In fact in the case of Ghana there is little, known Scottish input but here is a correction, and some addition to present knowledge. The story from the country is that the game was brought to it in about 1903 to supplement cricket and tennis by a Mr. Briton, a teacher, and then head of the Government Boys School in the town of Cape Coast and said to be Jamaican. In fact Mr. Briton was actually Joseph Britton, Joseph Augustus Britton, who was West Indian but like Andrew Watson from Demerara in today's Guyana, had been teaching on what was then the Gold Coast since 1886, would, as a schoolmaster and a widower, in 1897 marry an Elizabeth Harrison in Accra and would, presumably to retire, leave the school in 1912.
Then came the intervention of The Great War, after which in 1919 Frederick Guggisberg was appointed Governor of the colony for the next eight years.

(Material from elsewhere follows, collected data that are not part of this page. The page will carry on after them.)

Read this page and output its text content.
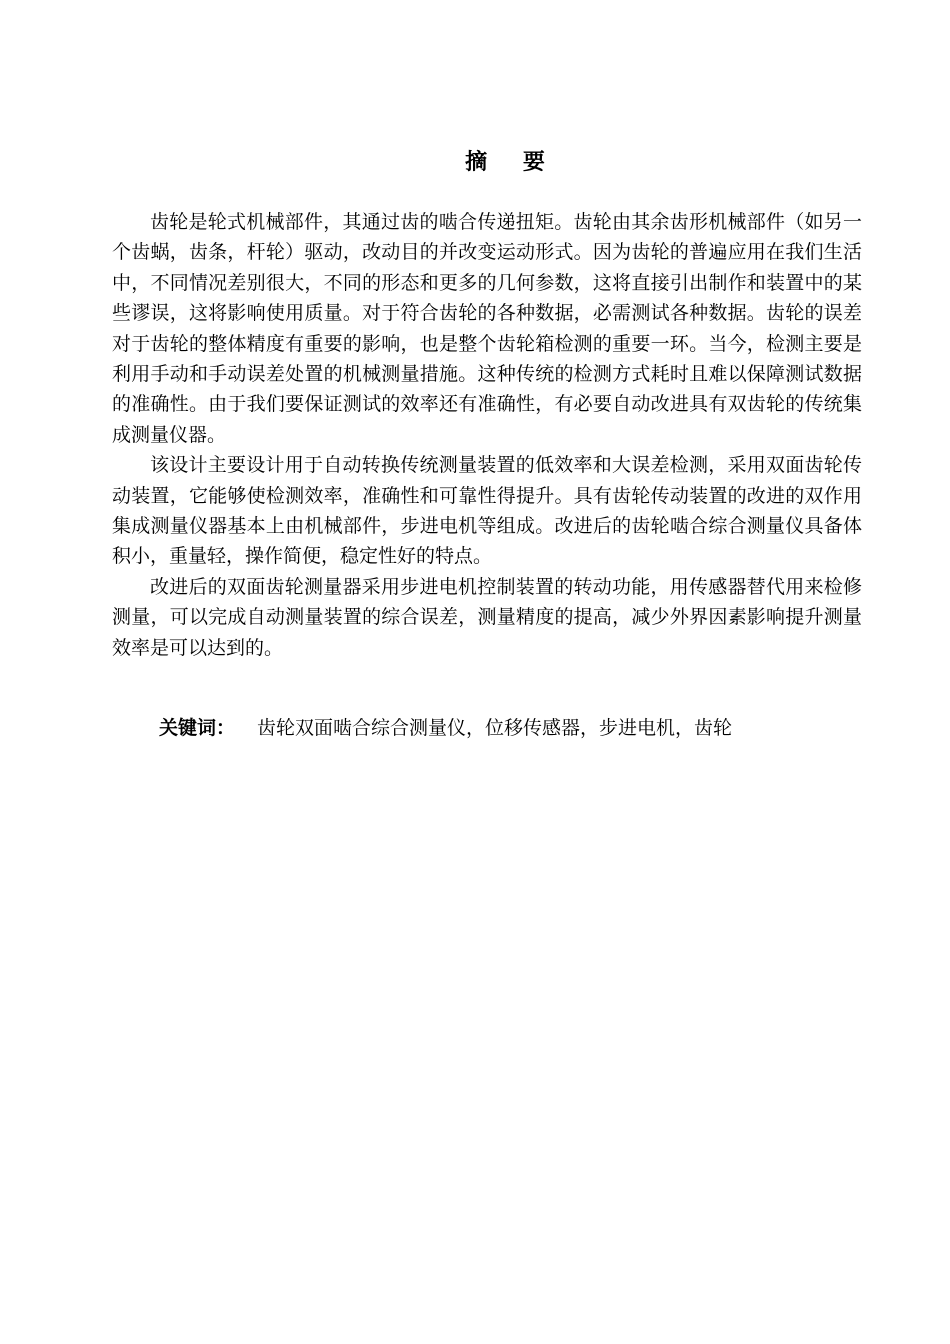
摘 要

齿轮是轮式机械部件，其通过齿的啮合传递扭矩。齿轮由其余齿形机械部件（如另一个齿蜗，齿条，杆轮）驱动，改动目的并改变运动形式。因为齿轮的普遍应用在我们生活中，不同情况差别很大，不同的形态和更多的几何参数，这将直接引出制作和装置中的某些谬误，这将影响使用质量。对于符合齿轮的各种数据，必需测试各种数据。齿轮的误差对于齿轮的整体精度有重要的影响，也是整个齿轮箱检测的重要一环。当今，检测主要是利用手动和手动误差处置的机械测量措施。这种传统的检测方式耗时且难以保障测试数据的准确性。由于我们要保证测试的效率还有准确性，有必要自动改进具有双齿轮的传统集成测量仪器。

该设计主要设计用于自动转换传统测量装置的低效率和大误差检测，采用双面齿轮传动装置，它能够使检测效率，准确性和可靠性得提升。具有齿轮传动装置的改进的双作用集成测量仪器基本上由机械部件，步进电机等组成。改进后的齿轮啮合综合测量仪具备体积小，重量轻，操作简便，稳定性好的特点。

改进后的双面齿轮测量器采用步进电机控制装置的转动功能，用传感器替代用来检修测量，可以完成自动测量装置的综合误差，测量精度的提高，减少外界因素影响提升测量效率是可以达到的。

关键词： 齿轮双面啮合综合测量仪，位移传感器，步进电机，齿轮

And it was under his stewardship that, with the game having in the meantime been spread by Britton's pupils to the the capital, that in 1920 the Gold Coast Football Association, now the Ghana FA, was formed and Accra Football League founded, with the Guggisberg Shield as its major trophy.

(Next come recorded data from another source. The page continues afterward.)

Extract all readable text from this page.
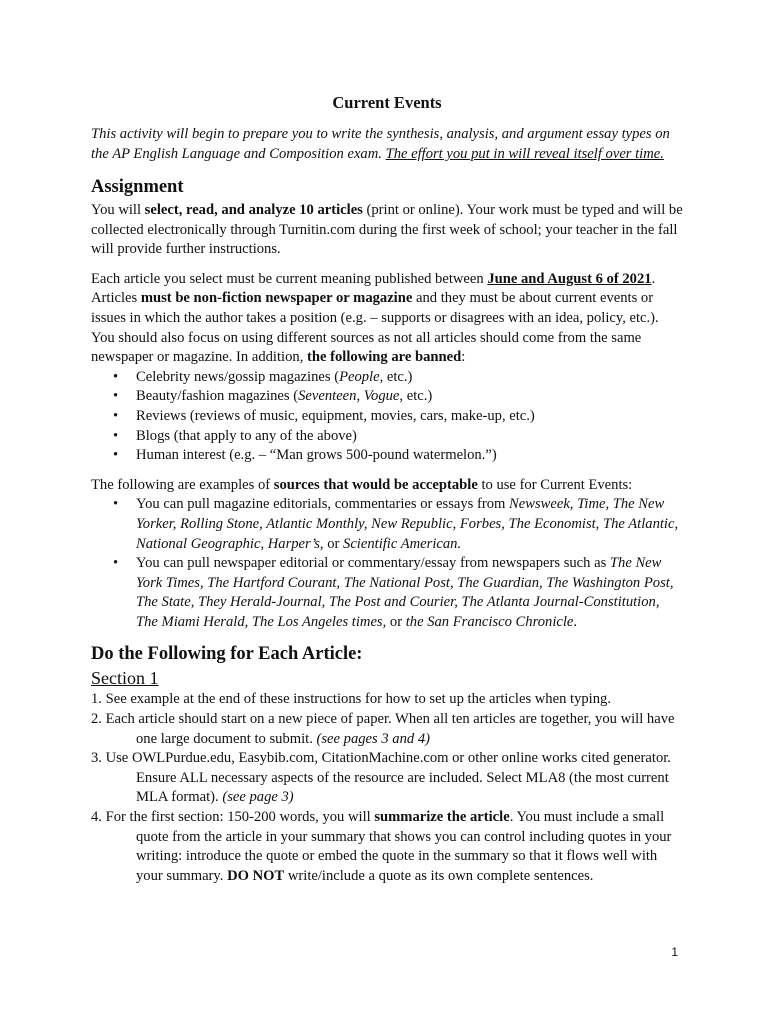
Current Events

This activity will begin to prepare you to write the synthesis, analysis, and argument essay types on the AP English Language and Composition exam. The effort you put in will reveal itself over time.

Assignment

You will select, read, and analyze 10 articles (print or online). Your work must be typed and will be collected electronically through Turnitin.com during the first week of school; your teacher in the fall will provide further instructions.

Each article you select must be current meaning published between June and August 6 of 2021. Articles must be non-fiction newspaper or magazine and they must be about current events or issues in which the author takes a position (e.g. – supports or disagrees with an idea, policy, etc.). You should also focus on using different sources as not all articles should come from the same newspaper or magazine. In addition, the following are banned:

• Celebrity news/gossip magazines (People, etc.)
• Beauty/fashion magazines (Seventeen, Vogue, etc.)
• Reviews (reviews of music, equipment, movies, cars, make-up, etc.)
• Blogs (that apply to any of the above)
• Human interest (e.g. – “Man grows 500-pound watermelon.”)

The following are examples of sources that would be acceptable to use for Current Events:

• You can pull magazine editorials, commentaries or essays from Newsweek, Time, The New Yorker, Rolling Stone, Atlantic Monthly, New Republic, Forbes, The Economist, The Atlantic, National Geographic, Harper’s, or Scientific American.
• You can pull newspaper editorial or commentary/essay from newspapers such as The New York Times, The Hartford Courant, The National Post, The Guardian, The Washington Post, The State, They Herald-Journal, The Post and Courier, The Atlanta Journal-Constitution, The Miami Herald, The Los Angeles times, or the San Francisco Chronicle.
Do the Following for Each Article:
Section 1
1. See example at the end of these instructions for how to set up the articles when typing.
2. Each article should start on a new piece of paper. When all ten articles are together, you will have one large document to submit. (see pages 3 and 4)
3. Use OWLPurdue.edu, Easybib.com, CitationMachine.com or other online works cited generator. Ensure ALL necessary aspects of the resource are included. Select MLA8 (the most current MLA format). (see page 3)
4. For the first section: 150-200 words, you will summarize the article. You must include a small quote from the article in your summary that shows you can control including quotes in your writing: introduce the quote or embed the quote in the summary so that it flows well with your summary. DO NOT write/include a quote as its own complete sentences.
1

So who was Frederick Gordon Guggisberg, later "Sir". In fact he had been Canadian-born, of Swiss and some Scots-Canadian ancestry, had arrived in Britain at the age of about ten and was a military man but as a Royal Engineer, a specialist in fortifications. So why the interest in football? He was known to be something of an athlete, including football. Indeed he was captain of the RE cricket team and in 1905 played for the MCC, and the RE, from having been a major force in early, English football from the 1860s until professionalism, still had strong, if amateur, teams. In 1908 one of them had taken the FA Amateur Cup. And his birth-place was also interesting. It was Galt in Ontario, in the heart of the area, which saw through Perthshire's David Forsyth, the "Father of Canadian Soccer" the implantation of the game in that country.